NASA remains popular while concerns exist about the handling of space debris by private space companies
As a space company working on a revolutionary type of low Earth orbit satellite constellation, we’re always interested to hear what people think about the topic of space in general. A recent study from the Pew Research Center asked a variety of question about Americans’ thoughts on space, and some of the findings were quite interesting.
The study was conducted in early summer 2023 and surveyed 10,329 U.S. adults.
Here are the top 10 takeaways from the questions asked:
- In general, Americans are all for the U.S. being a leader in space exploration, with 69% responding that it’s “essential.”
- Along with the rise of private space companies, 65% of Americans say NASA should also play a critical role in space.
- Americans generally have a positive view of private space companies building safe and reliable rockets and spacecraft, but not so much when it comes to managing debris in space. 69% said this will be a major problem in the next 50 years, with 26% saying private space companies are doing a mostly bad job with limiting debris.
- It’s also telling that, on the question of space debris, about half of those surveyed weren’t sure how private space companies were doing. It points to the need for industry to get out ahead of the issue not just by recognizing and highlighting the problem but by working toward solutions — such as building more sustainable satellites.
Read about E-Space’s sustainably built satellites, designed to reduce space pollution.
- The study revealed that Americans are fairly optimistic that space tourism is going to be a big thing in the coming years. 55% said they thought people will routinely travel in space as tourists over the coming half century, but they’d prefer someone else do it: 65% said they would definitely or probably not be up for a spacecraft ride around the Earth.
- Respondents were skeptical that we’ll colonize other planets anytime soon, with only 34% saying they thought that will happen in the coming decades.
- The survey found that Americans see NASA in a mostly favorable light, with about 75% holding a high opinion and only 9% with an unfavorable view.
- If there’s one thing Americans want to see from NASA, it’s monitoring asteroids and other objects that might be headed our way. 60% surveyed said that was a top priority for NASA, followed by 50% who said monitoring the Earth’s climate is also of great importance for the space agency.

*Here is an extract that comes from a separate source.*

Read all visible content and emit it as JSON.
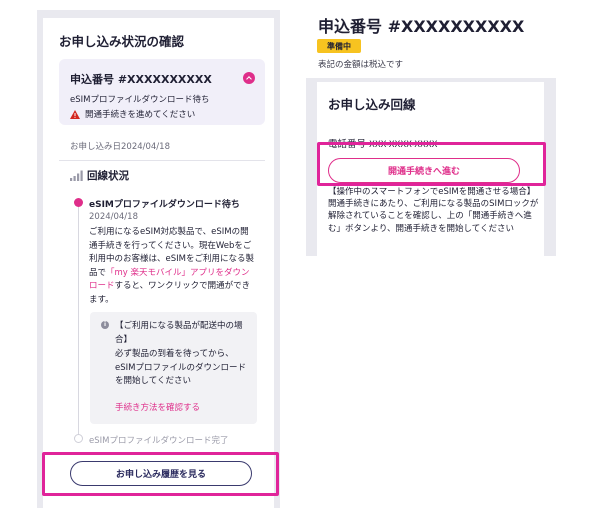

- The partisan divide isn’t as much in evidence for the U.S. role in space, with both Republicans and Democrats wanting to see the U.S. as a world leader in space. One key difference is on the value of NASA monitoring climate, with about 70% of Democrats in favor of this research as a top priority compared with only 30% of Republicans.
- Interest in space may not be at the highs it was during the Space Race, but the study found that nearly half of Americans have engaged in a space-related activity in the past year. That includes things like looking at an image from a telescope like the James Webb, watching an eclipse or meteor shower or watching a space launch.